3 questions to Professor Anne Vincent-Salomon, pathologist at the Institut Curie in Paris, head of the future Institute for Women’s Cancers.

Why this need for a dedicated institute?

Around 20,000 women die from cancer each year. Metastatic breast cancer remains dramatically fatal with a 12% five-year survival rate for triple negative form. Mortality from cervical cancer is worsening even though we have an effective prevention tool with vaccines against papillomaviruses. We cannot resign ourselves to these observations. Our goal is to better understand six female cancers (breast, ovarian, endometrium, cervix, vulva and vagina), better prevent and cure them.

How are they special?

We need to determine how female hormones influence tumor development processes, responses to treatments and also their consequences. For example, chronic fatigue affects 56% of women after cancer compared to 36% of men, without any explanation for such a difference.

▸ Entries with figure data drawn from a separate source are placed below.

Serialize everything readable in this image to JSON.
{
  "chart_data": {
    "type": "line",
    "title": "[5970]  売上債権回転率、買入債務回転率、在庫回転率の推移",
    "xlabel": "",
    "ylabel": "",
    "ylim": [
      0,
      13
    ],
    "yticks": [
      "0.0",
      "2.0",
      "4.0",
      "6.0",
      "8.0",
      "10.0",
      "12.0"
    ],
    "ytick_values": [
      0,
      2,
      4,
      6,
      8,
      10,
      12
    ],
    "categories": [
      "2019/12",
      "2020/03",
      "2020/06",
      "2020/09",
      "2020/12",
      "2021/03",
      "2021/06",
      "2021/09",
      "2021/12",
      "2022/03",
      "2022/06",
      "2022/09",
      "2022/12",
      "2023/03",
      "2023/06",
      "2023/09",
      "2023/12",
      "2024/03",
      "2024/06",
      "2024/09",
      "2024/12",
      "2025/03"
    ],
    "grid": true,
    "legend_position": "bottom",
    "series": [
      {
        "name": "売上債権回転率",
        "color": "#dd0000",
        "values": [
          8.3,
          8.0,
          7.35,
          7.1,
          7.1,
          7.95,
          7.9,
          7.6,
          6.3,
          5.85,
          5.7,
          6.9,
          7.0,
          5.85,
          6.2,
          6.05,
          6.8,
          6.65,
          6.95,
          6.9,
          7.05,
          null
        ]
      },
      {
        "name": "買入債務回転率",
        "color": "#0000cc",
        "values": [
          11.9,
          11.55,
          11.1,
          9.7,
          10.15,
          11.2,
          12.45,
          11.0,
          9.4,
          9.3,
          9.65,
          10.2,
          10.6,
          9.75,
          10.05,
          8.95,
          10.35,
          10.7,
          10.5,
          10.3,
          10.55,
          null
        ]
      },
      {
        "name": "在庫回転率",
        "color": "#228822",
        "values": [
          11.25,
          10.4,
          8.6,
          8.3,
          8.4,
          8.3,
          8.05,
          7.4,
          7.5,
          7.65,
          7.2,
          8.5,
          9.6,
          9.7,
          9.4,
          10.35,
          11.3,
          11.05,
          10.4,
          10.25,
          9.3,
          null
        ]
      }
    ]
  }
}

When will your discoveries transform care?

As soon as possible ! Our ambition is to be able to prevent or cure 100% of breast cancers in ten years. It involves new molecules, but not only that. We are creating the institute with caregivers and patient associations in order to be as close as possible to the daily challenges of women, in their fight against illness but also in their personal and social lives… They have, among other things, a higher professional interruption after cancer than men. We will look into how to fix it.